El fenómeno que estamos describiendo se refiere, justo, a la reconfiguración del poder que dimana de las democracias monitorizadas, las cuales solicitan que dentro de los textos constitucionales se reconozcan estos centros que dibujan una nueva constelación del poder, menos concentrada y con mayores acotaciones. Es bajo este plató que los organismos constitucionales autónomos adquieren un papel crucial en lo que podríamos denominar “la nueva división de poderes”, toda vez que persiguen el restablecimiento del equilibrio mediante sus cualidades técnicas e independencia.

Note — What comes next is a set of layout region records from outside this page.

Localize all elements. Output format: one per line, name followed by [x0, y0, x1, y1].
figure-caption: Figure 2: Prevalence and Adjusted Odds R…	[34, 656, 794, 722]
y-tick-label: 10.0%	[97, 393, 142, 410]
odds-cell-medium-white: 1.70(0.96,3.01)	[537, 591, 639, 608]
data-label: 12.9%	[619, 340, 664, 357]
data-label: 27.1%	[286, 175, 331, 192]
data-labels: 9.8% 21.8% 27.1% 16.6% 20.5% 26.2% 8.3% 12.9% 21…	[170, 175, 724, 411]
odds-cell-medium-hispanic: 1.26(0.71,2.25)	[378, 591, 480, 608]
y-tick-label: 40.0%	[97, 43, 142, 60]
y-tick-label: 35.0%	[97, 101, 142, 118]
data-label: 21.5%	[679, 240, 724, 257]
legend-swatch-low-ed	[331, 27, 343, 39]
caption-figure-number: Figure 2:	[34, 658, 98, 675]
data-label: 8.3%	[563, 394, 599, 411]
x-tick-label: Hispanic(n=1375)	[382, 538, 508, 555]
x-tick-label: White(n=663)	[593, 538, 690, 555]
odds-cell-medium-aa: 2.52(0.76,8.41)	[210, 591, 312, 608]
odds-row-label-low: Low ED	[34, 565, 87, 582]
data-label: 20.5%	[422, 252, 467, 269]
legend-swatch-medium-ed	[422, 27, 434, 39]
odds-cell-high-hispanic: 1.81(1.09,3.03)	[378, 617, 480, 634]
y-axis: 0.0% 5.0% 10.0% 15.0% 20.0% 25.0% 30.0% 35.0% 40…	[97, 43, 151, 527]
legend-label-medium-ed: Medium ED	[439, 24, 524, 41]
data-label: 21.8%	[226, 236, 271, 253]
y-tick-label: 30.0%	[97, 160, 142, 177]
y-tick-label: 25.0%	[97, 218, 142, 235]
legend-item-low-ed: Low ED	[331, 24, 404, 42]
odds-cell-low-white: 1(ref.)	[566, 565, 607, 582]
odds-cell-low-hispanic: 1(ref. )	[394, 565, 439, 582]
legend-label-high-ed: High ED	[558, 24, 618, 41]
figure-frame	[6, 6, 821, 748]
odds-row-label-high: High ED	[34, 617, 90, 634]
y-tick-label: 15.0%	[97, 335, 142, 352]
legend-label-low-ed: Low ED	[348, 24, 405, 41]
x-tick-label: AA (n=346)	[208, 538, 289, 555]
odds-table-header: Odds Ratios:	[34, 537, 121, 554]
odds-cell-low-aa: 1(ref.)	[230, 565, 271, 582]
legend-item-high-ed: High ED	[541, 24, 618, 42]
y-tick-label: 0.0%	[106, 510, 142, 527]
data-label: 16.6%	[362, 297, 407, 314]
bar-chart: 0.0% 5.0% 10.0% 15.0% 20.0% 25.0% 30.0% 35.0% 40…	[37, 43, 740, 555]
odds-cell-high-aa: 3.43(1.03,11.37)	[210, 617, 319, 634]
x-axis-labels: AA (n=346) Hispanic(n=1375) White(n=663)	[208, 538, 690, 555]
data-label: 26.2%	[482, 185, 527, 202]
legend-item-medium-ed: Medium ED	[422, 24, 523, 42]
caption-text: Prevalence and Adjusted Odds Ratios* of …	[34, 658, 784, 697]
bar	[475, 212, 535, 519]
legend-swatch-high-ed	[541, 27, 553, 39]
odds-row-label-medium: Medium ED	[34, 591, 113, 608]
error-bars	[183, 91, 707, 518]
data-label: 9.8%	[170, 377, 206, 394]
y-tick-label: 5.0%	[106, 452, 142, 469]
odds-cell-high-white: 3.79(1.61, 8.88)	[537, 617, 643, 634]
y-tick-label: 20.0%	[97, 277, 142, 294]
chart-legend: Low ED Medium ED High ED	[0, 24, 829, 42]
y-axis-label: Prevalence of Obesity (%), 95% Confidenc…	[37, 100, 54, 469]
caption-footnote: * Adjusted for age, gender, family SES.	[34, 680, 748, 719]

En la región latinoamericana, existen ejemplos emblemáticos de dichos entes autónomos, cuyas aportaciones han sido de enorme trascendencia para la articulación del régimen democrático. Uno de los grandes arquetipos lo encontramos en nuestro país y, corresponde, justamente, al Instituto Nacional Electoral (INE). No cabe duda que la edificación del INE representó un movimiento clave para alcanzar la tan anhelada transición democrática, pasando del hiper presidencialismo hacia la alternancia política.
Es imprescindible que los organismos constitucionales autónomos resguarden su vitalidad institucional, lo que supone que hay que robustecer y preservar su autonomía, haciendo frente a los ataques de los poderes fácticos y formales.
Desde el Observatorio de Organismos Constitucionales Autónomos se busca analizar, esclarecer y debatir sobre distintos tópicos problemáticos que se delinean en la teoría y en la praxis, creyendo fielmente en que estos entes son auténticos promotores de la democracia y el Estado Constitucional; razones incuestionables para seguir fortaleciéndolos.